When it comes to the longest-dated municipal bonds, value is in the eye of the beholder.
The securities are delivering the best returns in the municipal market as yields approaching five-decade lows lead investors to take on more risk. The gains have driven yields on top-rated 30-year munis to 0.92 percentage point above debt due in 10 years, the smallest gap since December 2012, data compiled by Bloomberg show. The bonds have also grown costly compared with federal debt: Last week, interest rates on benchmark 30-year munis fell below those on similar-maturity Treasuries by the most since May 2013.
Yet Peter Hayes, who manages about $122 billion as head of munis at New York-based BlackRock Inc. (BLK), isn’t ready to call an end to the rally. If history is any guide, he has reason to stand his ground -- the extra yield on 30-year munis shrank to as little as 0.6 percentage point in 2006 and 2007.
“Even given the magnitude of the flattening we’ve seen, there’s still a lot of value in the long end,” said Hayes, whose firm is the world’s largest asset manager.
The $3.7 trillion municipal market is set to gain for the first eight months of 2014, an unprecedented streak that’s driving benchmark yields toward the lowest since 1965. Investors are buying long bonds in the face of a Wall Street consensus that fixed-income yields will rise as the economy recovers.
At year-end, analysts at Morgan Stanley and Barclays Plc forecast rising interest rates and a second straight year of losses in 2014. In April, Citigroup Inc. and a range of fund managers suggested selling after the market’s best quarter since 2011.
The drop in interest rates is a boon for issuers looking to lock in financing for decades. Longer-dated bonds typically command higher yields than shorter maturities to compensate for the added risk of the lengthier holding period. The gap approached a record high last year amid speculation that interest rates would rise as the Federal Reserve curbed bond purchases.

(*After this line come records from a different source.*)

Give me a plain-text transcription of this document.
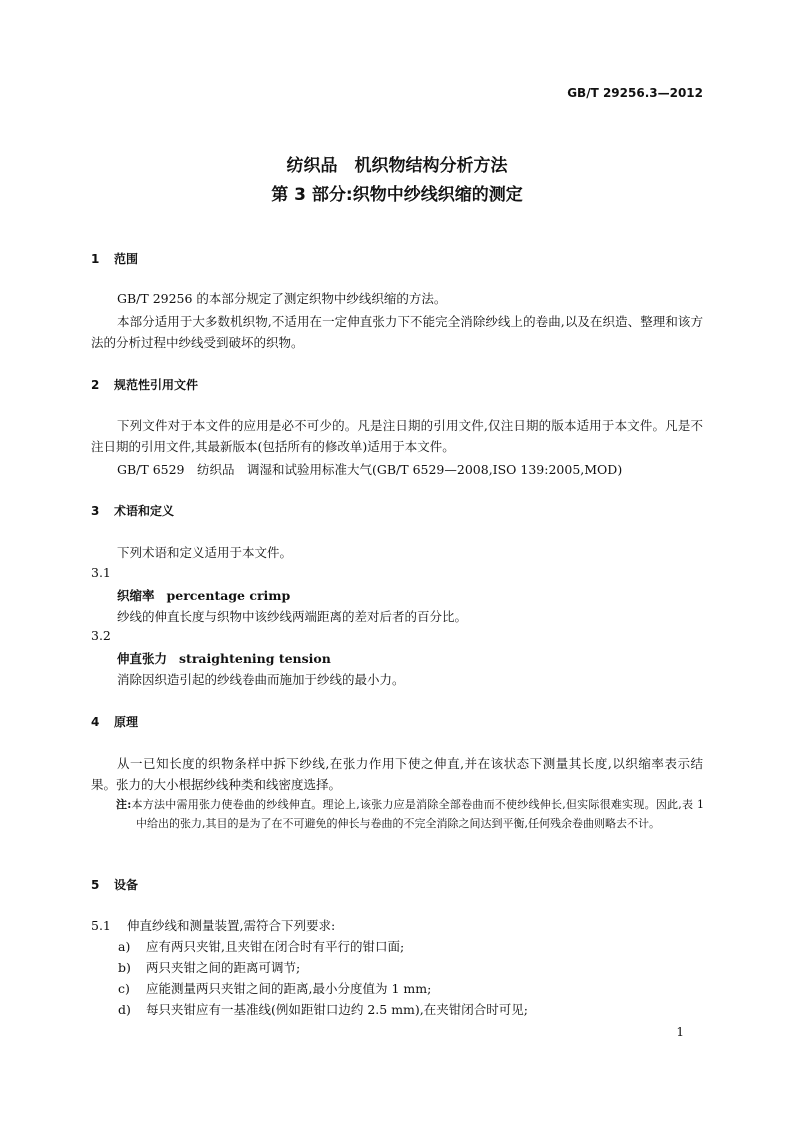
GB/T 29256.3—2012
纺织品　机织物结构分析方法
第 3 部分:织物中纱线织缩的测定
1 范围
GB/T 29256 的本部分规定了测定织物中纱线织缩的方法。
本部分适用于大多数机织物,不适用在一定伸直张力下不能完全消除纱线上的卷曲,以及在织造、整理和该方法的分析过程中纱线受到破坏的织物。
2 规范性引用文件
下列文件对于本文件的应用是必不可少的。凡是注日期的引用文件,仅注日期的版本适用于本文件。凡是不注日期的引用文件,其最新版本(包括所有的修改单)适用于本文件。
GB/T 6529　纺织品　调湿和试验用标准大气(GB/T 6529—2008,ISO 139:2005,MOD)
3 术语和定义
下列术语和定义适用于本文件。
3.1
织缩率 percentage crimp
纱线的伸直长度与织物中该纱线两端距离的差对后者的百分比。
3.2
伸直张力 straightening tension
消除因织造引起的纱线卷曲而施加于纱线的最小力。
4 原理
从一已知长度的织物条样中拆下纱线,在张力作用下使之伸直,并在该状态下测量其长度,以织缩率表示结果。张力的大小根据纱线种类和线密度选择。
注:本方法中需用张力使卷曲的纱线伸直。理论上,该张力应是消除全部卷曲而不使纱线伸长,但实际很难实现。因此,表 1 中给出的张力,其目的是为了在不可避免的伸长与卷曲的不完全消除之间达到平衡,任何残余卷曲则略去不计。
5 设备
5.1 伸直纱线和测量装置,需符合下列要求:
a) 应有两只夹钳,且夹钳在闭合时有平行的钳口面;
b) 两只夹钳之间的距离可调节;
c) 应能测量两只夹钳之间的距离,最小分度值为 1 mm;
d) 每只夹钳应有一基准线(例如距钳口边约 2.5 mm),在夹钳闭合时可见;
1
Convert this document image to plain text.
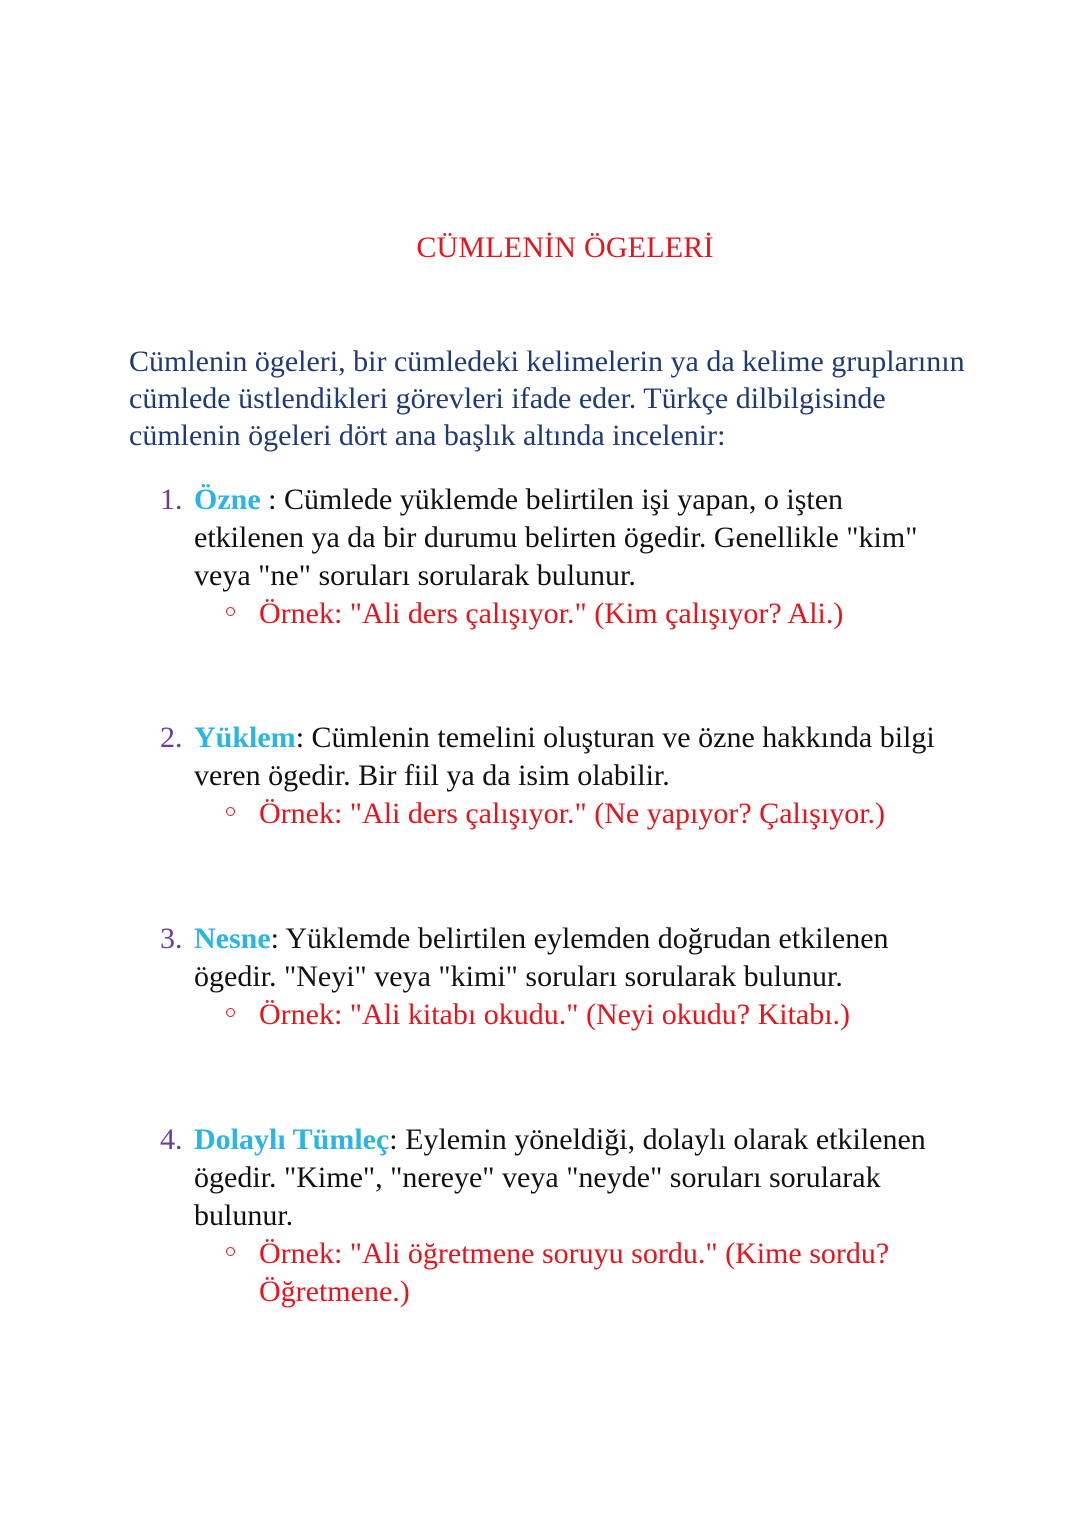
CÜMLENİN ÖGELERİ
Cümlenin ögeleri, bir cümledeki kelimelerin ya da kelime gruplarının cümlede üstlendikleri görevleri ifade eder. Türkçe dilbilgisinde cümlenin ögeleri dört ana başlık altında incelenir:
1. Özne : Cümlede yüklemde belirtilen işi yapan, o işten etkilenen ya da bir durumu belirten ögedir. Genellikle "kim" veya "ne" soruları sorularak bulunur.
Örnek: "Ali ders çalışıyor." (Kim çalışıyor? Ali.)
2. Yüklem: Cümlenin temelini oluşturan ve özne hakkında bilgi veren ögedir. Bir fiil ya da isim olabilir.
Örnek: "Ali ders çalışıyor." (Ne yapıyor? Çalışıyor.)
3. Nesne: Yüklemde belirtilen eylemden doğrudan etkilenen ögedir. "Neyi" veya "kimi" soruları sorularak bulunur.
Örnek: "Ali kitabı okudu." (Neyi okudu? Kitabı.)
4. Dolaylı Tümleç: Eylemin yöneldiği, dolaylı olarak etkilenen ögedir. "Kime", "nereye" veya "neyde" soruları sorularak bulunur.
Örnek: "Ali öğretmene soruyu sordu." (Kime sordu? Öğretmene.)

The median forecast in a Bloomberg survey of 50 analysts is for 30-year Treasury yields to rise to 3.83 percent at the start of 2015 from 3.13 percent now. In March, the projection for the same time period was 4.3 percent.
“Everybody was thinking about rates going higher and positioning portfolios for that type of scenario,” Hayes said last week on Bloomberg Radio’s “Bloomberg Surveillance” with Tom Keene and Michael McKee. “And what happened? Rates only have gone lower.”
The current yield curve isn’t unusual by pre-recession standards. From 2001 to 2007 the average difference in yield between 10- and 30-year munis was 0.92 percentage point.
The same can be said for the relationship between 30-year munis and Treasuries. The ratio of the yields, which ended last week at 99.6 percent, averaged 96 percent from 2001 through 2007, Bloomberg data show. The figure is a gauge of relative value and has historically been below 100 because investors are willing to accept lower yields to benefit from munis’ tax exemption.
For investors in the highest federal income-tax bracket, the 3.12 percent yield on AAA 30-year munis is equivalent to a taxable rate of about 5.2 percent.
“When you look back historically at how many basis points you’re getting paid to move out the yield curve, it’s still by historical standards fairly substantial,” Hayes said.
In shorter maturities, state and local bonds are costlier than their federal counterparts.
Benchmark 10-year munis yield 2.2 percent, or about 92 percent of the rate on Treasuries. At the five-year maturity, the ratio is about 68 percent, the least since March 2010.
At Wells Fargo Advisors, Dorian Jamison doesn’t see the need to look to longer maturities.
Bond buyers should consider seven-year AAA munis, which yield about 1.7 percent, because that represents more than half the rate of 30-year debt, he said in an Aug. 20 report. Another option would be 15-year securities, which yield more than 80 percent of bonds due in twice the time, he said.
For Hayes at BlackRock, betting on long bonds makes sense as municipal credit quality is improving while analysts have ratcheted back expectations for higher yields.
“People are a little less worried about rates going up in the near-term,” Hayes said. “When you look at all the factors that can upset the market, most of them have been taken out.”